New legal framework expected
The upstream sector is governed by a law passed in 1984, long before the discovery of commercially significant reserves, and is considered limited in scope and outdated. Ghana is planning to pass a new law soon to replace it.
The Petroleum Exploration and Production Act would address a number of key areas, including the awarding of contracts, good governance, local content and environmental issues. Clarifying these issues in good time is crucial to increasing capital flows into the sector, as demonstrated by the slowdown in spending in Nigeria as a result of that country’s protracted five-year negotiations over the planned Petroleum Industry Bill (PIB).
As of June, Ghana’s government was working on a draft bill to be submitted to the cabinet and then parliament.

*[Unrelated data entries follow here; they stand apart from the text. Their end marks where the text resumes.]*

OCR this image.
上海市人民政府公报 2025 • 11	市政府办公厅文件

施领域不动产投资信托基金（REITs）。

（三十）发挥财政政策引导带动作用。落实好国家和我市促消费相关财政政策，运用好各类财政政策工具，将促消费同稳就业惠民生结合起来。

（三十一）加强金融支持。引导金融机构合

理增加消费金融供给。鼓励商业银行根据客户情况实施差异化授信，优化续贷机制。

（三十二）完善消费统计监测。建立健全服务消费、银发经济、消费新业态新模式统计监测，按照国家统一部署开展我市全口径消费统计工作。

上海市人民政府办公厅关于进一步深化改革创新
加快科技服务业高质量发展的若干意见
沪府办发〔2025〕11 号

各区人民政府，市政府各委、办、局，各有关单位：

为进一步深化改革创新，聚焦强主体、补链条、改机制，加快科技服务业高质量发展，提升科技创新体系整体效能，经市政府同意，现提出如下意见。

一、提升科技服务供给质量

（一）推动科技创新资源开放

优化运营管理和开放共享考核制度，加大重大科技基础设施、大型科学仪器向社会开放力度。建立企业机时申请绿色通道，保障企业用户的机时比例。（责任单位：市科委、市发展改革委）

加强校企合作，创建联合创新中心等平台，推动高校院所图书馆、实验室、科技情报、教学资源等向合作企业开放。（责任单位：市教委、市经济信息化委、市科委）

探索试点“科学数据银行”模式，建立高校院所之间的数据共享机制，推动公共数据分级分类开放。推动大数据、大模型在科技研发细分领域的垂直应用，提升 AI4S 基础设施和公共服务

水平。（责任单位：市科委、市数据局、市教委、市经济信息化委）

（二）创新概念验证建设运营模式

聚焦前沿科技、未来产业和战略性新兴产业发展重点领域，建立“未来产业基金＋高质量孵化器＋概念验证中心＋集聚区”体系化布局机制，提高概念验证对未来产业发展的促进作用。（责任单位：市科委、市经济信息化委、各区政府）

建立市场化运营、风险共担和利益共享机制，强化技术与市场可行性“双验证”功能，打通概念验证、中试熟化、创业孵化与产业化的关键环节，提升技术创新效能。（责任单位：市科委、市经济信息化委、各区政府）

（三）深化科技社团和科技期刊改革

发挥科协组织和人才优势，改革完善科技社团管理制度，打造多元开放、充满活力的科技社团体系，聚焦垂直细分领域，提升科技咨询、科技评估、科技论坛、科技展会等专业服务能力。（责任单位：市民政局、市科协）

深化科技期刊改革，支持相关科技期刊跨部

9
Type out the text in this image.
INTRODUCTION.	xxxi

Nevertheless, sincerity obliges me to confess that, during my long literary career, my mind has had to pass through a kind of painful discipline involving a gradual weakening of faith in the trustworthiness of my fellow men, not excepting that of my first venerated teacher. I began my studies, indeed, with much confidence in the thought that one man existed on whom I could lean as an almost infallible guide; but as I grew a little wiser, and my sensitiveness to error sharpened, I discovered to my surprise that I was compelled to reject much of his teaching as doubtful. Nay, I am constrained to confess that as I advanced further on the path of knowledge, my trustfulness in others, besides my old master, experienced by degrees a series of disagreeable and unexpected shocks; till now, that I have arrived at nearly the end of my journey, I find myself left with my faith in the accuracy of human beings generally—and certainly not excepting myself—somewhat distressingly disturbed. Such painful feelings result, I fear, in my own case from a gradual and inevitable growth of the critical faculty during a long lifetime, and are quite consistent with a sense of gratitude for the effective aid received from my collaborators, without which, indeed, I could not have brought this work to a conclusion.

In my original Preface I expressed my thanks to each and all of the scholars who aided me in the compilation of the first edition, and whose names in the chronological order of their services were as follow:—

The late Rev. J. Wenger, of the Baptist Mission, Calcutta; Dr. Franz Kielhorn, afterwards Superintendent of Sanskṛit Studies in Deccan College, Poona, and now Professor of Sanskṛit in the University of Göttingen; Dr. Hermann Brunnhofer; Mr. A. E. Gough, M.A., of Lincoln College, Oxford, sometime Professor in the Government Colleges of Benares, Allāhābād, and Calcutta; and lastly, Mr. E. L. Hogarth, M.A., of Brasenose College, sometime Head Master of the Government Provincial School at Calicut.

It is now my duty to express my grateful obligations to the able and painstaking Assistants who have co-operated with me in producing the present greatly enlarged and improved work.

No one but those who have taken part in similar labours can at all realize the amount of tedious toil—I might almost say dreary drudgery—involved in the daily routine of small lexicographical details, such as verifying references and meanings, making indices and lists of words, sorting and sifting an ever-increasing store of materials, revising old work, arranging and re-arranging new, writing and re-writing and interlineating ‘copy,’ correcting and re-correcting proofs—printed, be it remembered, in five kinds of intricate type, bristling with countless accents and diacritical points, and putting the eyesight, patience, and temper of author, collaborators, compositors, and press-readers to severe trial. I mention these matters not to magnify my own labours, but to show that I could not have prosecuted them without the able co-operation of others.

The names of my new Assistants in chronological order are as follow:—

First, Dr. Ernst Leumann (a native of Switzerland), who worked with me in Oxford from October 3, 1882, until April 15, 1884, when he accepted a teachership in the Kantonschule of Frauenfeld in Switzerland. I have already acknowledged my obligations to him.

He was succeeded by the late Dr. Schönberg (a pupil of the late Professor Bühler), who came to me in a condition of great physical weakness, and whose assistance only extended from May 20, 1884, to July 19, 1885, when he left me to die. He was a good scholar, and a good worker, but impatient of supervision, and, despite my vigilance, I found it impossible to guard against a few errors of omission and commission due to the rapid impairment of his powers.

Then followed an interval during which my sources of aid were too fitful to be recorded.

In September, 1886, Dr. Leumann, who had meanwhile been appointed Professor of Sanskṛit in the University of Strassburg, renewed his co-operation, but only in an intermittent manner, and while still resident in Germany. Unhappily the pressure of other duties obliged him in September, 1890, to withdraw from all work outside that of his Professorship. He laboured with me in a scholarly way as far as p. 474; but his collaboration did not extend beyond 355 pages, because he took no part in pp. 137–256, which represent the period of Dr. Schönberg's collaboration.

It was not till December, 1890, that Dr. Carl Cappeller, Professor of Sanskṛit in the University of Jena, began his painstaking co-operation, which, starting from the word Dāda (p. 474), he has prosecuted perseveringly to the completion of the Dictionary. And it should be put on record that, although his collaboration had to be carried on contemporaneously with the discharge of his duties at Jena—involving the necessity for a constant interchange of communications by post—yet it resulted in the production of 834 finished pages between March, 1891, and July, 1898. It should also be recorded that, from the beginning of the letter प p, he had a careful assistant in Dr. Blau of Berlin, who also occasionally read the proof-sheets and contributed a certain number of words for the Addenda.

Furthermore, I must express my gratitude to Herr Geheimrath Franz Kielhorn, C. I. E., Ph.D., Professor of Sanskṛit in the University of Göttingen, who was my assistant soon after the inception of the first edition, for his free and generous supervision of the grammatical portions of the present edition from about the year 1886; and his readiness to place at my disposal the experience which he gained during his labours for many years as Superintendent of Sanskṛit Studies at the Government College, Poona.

Planned investments for 2014
In the meantime, plans for investment in 2014 are already in place. Industry estimates suggest that more than a dozen new rigs will be contracted next year, including several at the Tweneboa field, an area of Tano Basin that is jointly held by Tullow (47.18%), Kosmos (17%), Anadarko (17%), Sabre (3.82%) and state-owned Ghana National Petroleum Company (10%).
Kosmos expects to begin extracting oil at Twenboa by 2016 (the World Bank estimates it will be a year later) and projects daily production to reach 80,000 bpd. Kean Keag, vice-president and country manager of Kosmos, told OBG that his firm has planned $330m of investment in Ghana in 2013 and $1.5bn over the following four years. The Sankofa well in the Cape Three Points block has also been appraised by a consortium led by Italy’s ENI Group, with production estimated to begin by 2017 on the well’s estimated 150m barrels of recoverable oil reserves and a similarly-sized non-associated gas find.
Attracting foreign investors
The passage of the Petroleum Exploration and Production Act would further boost confidence by creating a more predictable regulatory regime. Certainly, the outlook for a smooth passage is encouraging. Ghana already has the bulk of its framework for managing oil revenues in place – an equally contentious process that was resolved comparatively quickly in 2011, allowing the country to establish a revenue-sharing model based in part on Norway’s model, with a proportion of revenues split between a future generations fund and a price stabilisation fund.
These are positive signs for international oil companies looking for a stable environment in which to operate and invest. The passage of the Exploration and Production Act is expected bolster foreign firms’ perception of Ghana’s stability and help the fledging oil sector become more attractive as a target for long-term investment.